Explanation of Solution of a question based on Invariance Principle .

combinatoricsinvariance

"In the parliament of Sikinia, each member has at most three enemies. Prove that the house can be separated into two houses, so that each member has at most one enemyin his own house."

This is an example question from "Problem Solving Strategies" by Arthur Engel .
The solution goes as follows:

Initially, separate the members into two houses in any manner. Let H be the total sum of all enemies each member has in his own house. Now suppose there is a person A who has at least two enemies in his own house. Then he has at most one enemy in the other house, so if A switches houses, H will decrease. Since H is necessarily a non-negative integer, it cannot decrease forever, so at some point this process ends. This means we cannot any longer find a person who has at least two enemies in their own house, which is precisely the assignment requested.

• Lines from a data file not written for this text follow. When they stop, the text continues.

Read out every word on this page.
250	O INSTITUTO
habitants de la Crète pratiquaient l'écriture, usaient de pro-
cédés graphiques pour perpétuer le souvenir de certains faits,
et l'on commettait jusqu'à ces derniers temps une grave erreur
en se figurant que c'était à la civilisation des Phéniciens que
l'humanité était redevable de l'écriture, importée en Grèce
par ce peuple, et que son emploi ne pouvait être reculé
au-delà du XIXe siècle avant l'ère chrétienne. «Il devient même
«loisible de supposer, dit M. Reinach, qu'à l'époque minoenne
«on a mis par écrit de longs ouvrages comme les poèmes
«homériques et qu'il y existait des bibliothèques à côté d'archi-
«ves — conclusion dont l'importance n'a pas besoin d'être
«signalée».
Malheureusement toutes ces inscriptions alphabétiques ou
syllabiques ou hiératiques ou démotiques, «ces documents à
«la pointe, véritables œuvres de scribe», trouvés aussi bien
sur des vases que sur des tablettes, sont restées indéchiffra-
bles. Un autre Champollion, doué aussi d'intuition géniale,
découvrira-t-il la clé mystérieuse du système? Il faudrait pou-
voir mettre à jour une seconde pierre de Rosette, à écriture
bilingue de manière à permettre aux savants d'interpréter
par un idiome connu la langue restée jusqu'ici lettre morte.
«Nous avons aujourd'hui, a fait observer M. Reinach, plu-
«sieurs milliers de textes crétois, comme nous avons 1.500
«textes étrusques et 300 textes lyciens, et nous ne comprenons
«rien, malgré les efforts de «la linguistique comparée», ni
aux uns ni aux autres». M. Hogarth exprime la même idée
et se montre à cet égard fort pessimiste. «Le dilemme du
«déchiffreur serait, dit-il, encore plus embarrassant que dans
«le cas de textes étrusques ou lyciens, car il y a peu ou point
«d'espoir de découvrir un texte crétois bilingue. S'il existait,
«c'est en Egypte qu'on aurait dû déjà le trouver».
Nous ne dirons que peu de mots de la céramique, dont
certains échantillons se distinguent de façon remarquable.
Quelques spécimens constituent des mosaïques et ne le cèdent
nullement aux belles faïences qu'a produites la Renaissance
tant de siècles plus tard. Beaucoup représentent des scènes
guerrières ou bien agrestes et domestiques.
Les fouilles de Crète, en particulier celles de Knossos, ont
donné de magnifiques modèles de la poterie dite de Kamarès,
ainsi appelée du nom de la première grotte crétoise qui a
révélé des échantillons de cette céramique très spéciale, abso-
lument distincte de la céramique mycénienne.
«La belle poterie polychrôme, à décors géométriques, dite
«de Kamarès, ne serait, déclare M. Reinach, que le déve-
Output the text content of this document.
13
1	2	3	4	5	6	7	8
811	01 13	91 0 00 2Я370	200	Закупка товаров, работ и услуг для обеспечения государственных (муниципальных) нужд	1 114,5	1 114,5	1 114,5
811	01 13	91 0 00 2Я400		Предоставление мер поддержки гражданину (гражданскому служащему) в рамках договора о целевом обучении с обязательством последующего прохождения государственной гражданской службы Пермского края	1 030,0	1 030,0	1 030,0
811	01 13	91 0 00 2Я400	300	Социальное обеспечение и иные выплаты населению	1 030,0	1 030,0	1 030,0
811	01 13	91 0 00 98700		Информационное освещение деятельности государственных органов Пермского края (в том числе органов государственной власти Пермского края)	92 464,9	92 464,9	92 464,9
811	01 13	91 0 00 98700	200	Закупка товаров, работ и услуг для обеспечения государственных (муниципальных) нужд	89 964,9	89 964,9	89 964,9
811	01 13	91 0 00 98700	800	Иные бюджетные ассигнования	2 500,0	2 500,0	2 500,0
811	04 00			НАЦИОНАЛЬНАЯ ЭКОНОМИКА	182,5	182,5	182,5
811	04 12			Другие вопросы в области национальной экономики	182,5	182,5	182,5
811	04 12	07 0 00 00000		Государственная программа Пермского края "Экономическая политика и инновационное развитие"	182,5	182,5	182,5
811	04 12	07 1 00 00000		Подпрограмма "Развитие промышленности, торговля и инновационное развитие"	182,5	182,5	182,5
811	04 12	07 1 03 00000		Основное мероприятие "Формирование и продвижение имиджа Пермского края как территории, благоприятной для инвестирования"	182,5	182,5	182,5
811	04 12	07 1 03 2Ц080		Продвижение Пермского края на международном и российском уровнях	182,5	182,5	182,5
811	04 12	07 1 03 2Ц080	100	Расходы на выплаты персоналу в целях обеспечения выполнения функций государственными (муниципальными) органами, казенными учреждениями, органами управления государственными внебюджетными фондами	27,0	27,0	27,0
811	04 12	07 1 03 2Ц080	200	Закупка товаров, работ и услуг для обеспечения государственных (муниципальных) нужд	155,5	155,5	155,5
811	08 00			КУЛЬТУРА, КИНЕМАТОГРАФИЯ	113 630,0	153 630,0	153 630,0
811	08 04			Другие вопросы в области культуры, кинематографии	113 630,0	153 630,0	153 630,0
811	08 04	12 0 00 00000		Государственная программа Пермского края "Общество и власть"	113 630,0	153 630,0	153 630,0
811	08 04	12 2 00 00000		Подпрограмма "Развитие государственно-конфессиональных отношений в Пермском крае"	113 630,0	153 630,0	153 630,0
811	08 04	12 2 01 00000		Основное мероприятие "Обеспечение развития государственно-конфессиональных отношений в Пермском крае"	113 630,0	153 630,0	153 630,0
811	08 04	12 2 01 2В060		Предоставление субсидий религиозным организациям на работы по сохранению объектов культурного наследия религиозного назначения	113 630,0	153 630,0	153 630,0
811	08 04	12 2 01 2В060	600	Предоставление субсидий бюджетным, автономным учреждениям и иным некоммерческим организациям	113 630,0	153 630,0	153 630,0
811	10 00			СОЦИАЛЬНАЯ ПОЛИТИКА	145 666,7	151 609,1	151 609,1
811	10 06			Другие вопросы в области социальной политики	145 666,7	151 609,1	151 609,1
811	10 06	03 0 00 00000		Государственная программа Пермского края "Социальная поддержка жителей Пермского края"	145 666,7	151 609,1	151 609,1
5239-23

What I am not able to understand is that the solution accounts for only one house.

What if the person A who was shifted from one house to the other was enemy with some other person in the other house?

Best Answer

This solution implicitly assumes that the "enemy" relation is symmetric, i.e. if $B$ is $A$'s enemy, then $A$ is also $B$'s enemy.

Now suppose $A$'s enemies are $B, C,D,$ and out of these three, $B,C$ are in $A$'s house initially. So the algorithm will pick $A$ and move $A$ to the other house. Thus, $B$ has one fewer same-house enemy ($A$), $C$ has one fewer same-house enemy ($A$), $A$ has one fewer same-house enemy (losing $B,C$ but adding $D$), and $D$ has one more same-house enemy ($A$). The net effect is $H$ has changed by $(-1) + (-1) + (-1) + 1 = -2$, i.e. decreased by $2$.

If the enemy relation is not symmetric, then the invariant doesn't hold: e.g. while $A$ lost $B,C$ and gained $D$ as same-house enemies, if there is no symmetry then there might exist $S,T,U,V,W,X,Y,Z$ etc in the new house all who think $A$ is their enemy (even though $A$ doesn't think they are $A$'s enemy). So in this case $H$ might increase, breaking the argument.